Jonas sacudiu a cabeça.

— Não. Apenas cansado da viagem.

O prefeito apressou-se a dizer:

— A dona Amélia vai levar o senhor aos seus aposentos. Com o andar dos dias, providenciaremos tudo que o senhor precisar.

— Vem comigo, padre. – disse uma senhora de meia idade.

Ele a seguiu até uma casinha de dois cômodos ao lado da igreja.

— Daqui a pouco eu trago a sua ceia.

Jonas ficou só, com seus pensamentos. Embora fosse errado e perigoso, decidiu continuar com a encenação. Dona Amélia trouxe a comida e retirou-se. Ele comeu e logo foi dormi, pois estava exausto.

Acordou na manhã seguinte com batidas na porta. Era dona Amélia.

— Bom dia padre! O senhor precisa ir dar a extrema unção a um idoso que está morrendo. Ele pediu que fosse lá.

Jonas hesitou. Não sabia como proceder a esse ato piedoso do ritual católico. Havia assistido missas e conhecia alguns aspectos dela, mas não a extrema unção. Pensou em dar uma desculpa, mas a mulher deu a ele um vidrinho com óleo.

— Peguei na igreja. – disse ela.

Evidentemente para benzer o enfermo. Ele pegou a garrafinha e a seguiu.

Foi levado a um quarto fedendo a mofo, unguento e urina velha, onde o moribundo estava deitado, assistido por um casal de meia idade. O homem devia ter mais de 80 anos. Os olhos opacos procuraram distinguir as feições de Jonas. Ele se inclinou para ouvir.

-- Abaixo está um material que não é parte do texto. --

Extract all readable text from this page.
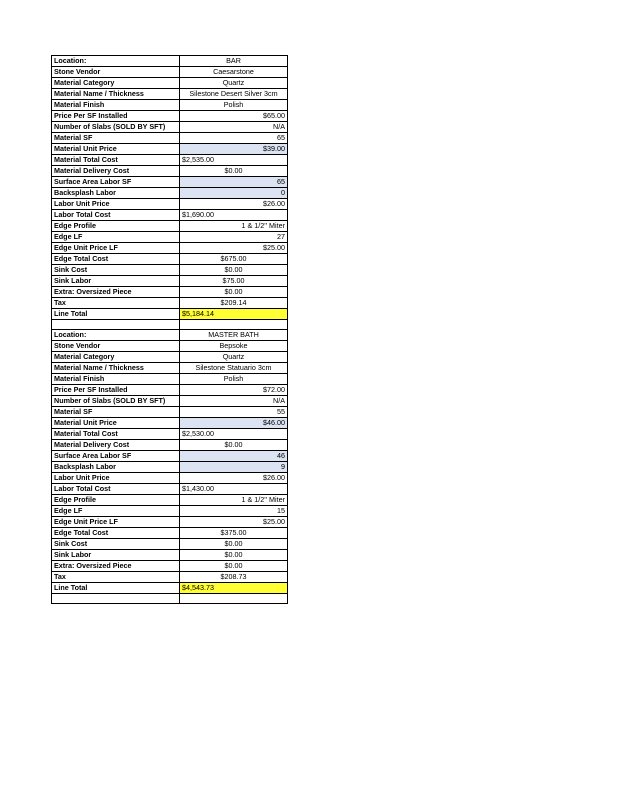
Location:	BAR
Stone Vendor	Caesarstone
Material Category	Quartz
Material Name / Thickness	Silestone Desert Silver 3cm
Material Finish	Polish
Price Per SF Installed	$65.00
Number of Slabs (SOLD BY SFT)	N/A
Material SF	65
Material Unit Price	$39.00
Material Total Cost	$2,535.00
Material Delivery Cost	$0.00
Surface Area Labor SF	65
Backsplash Labor	0
Labor Unit Price	$26.00
Labor Total Cost	$1,690.00
Edge Profile	1 & 1/2'' Miter
Edge LF	27
Edge Unit Price LF	$25.00
Edge Total Cost	$675.00
Sink Cost	$0.00
Sink Labor	$75.00
Extra: Oversized Piece	$0.00
Tax	$209.14
Line Total	$5,184.14

Location:	MASTER BATH
Stone Vendor	Bepsoke
Material Category	Quartz
Material Name / Thickness	Silestone Statuario 3cm
Material Finish	Polish
Price Per SF Installed	$72.00
Number of Slabs (SOLD BY SFT)	N/A
Material SF	55
Material Unit Price	$46.00
Material Total Cost	$2,530.00
Material Delivery Cost	$0.00
Surface Area Labor SF	46
Backsplash Labor	9
Labor Unit Price	$26.00
Labor Total Cost	$1,430.00
Edge Profile	1 & 1/2'' Miter
Edge LF	15
Edge Unit Price LF	$25.00
Edge Total Cost	$375.00
Sink Cost	$0.00
Sink Labor	$0.00
Extra: Oversized Piece	$0.00
Tax	$208.73
Line Total	$4,543.73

— Quero pedir a Deus, perdão pelos meus pecados.- disse o velho, numa voz pausada e quase inaudível.

— Com certeza ele já o perdoou. – respondeu Jonas, e molhou o dedo no óleo para fazer o sinal da cruz sobre a testa enrugada do moribundo.

Ele aguentou ficar ali, até o velho exalar, pela última vez, o ar dos pulmões.

Saindo da casa, Amélia disse que iria mostrara a igreja, que já estava preparada para a missa de domingo. As pernas de Jonas fraquejaram. Saiu-se bem na extrema unção, mas com certeza na missa, veriam que ele era um impostor. Na porta da igreja estava uma fila de cinco moradores para se confessar. Algumas pessoas eram extremamente religiosas e queriam confessar seus pecados, antes que a ira de Deus caísse sobre elas. E foi exatamente isso que aconteceu quando um forte tropel de cavalos soou na ponta da rua.

O chapéu de aba larga dobrada, enfeitada de botões e medalhas, a cartucheira atravessada no peito, o rifle e o punhal, não deixavam dúvidas de que eram cangaceiros. As pessoas correram para se esconder. Cerca de 48 homens chegaram atirando para o alto e gritando para meter medo, desceram de seus cavalos, tiraram os moradores de suas casas e os colocaram reunidos na praça. O chefe dos cangaceiros, Robério Gouveia da Silva, apelidado Caburé, apeou do cavalo e encarou o povo Era um homem de aspecto asqueroso, de estatura baixa, gorducho, de um só olho, o rosto marcado pelas cicatrizes da varíola. O olho reluzente como um farol relanceou um olhar sobre os moradores de Carijó.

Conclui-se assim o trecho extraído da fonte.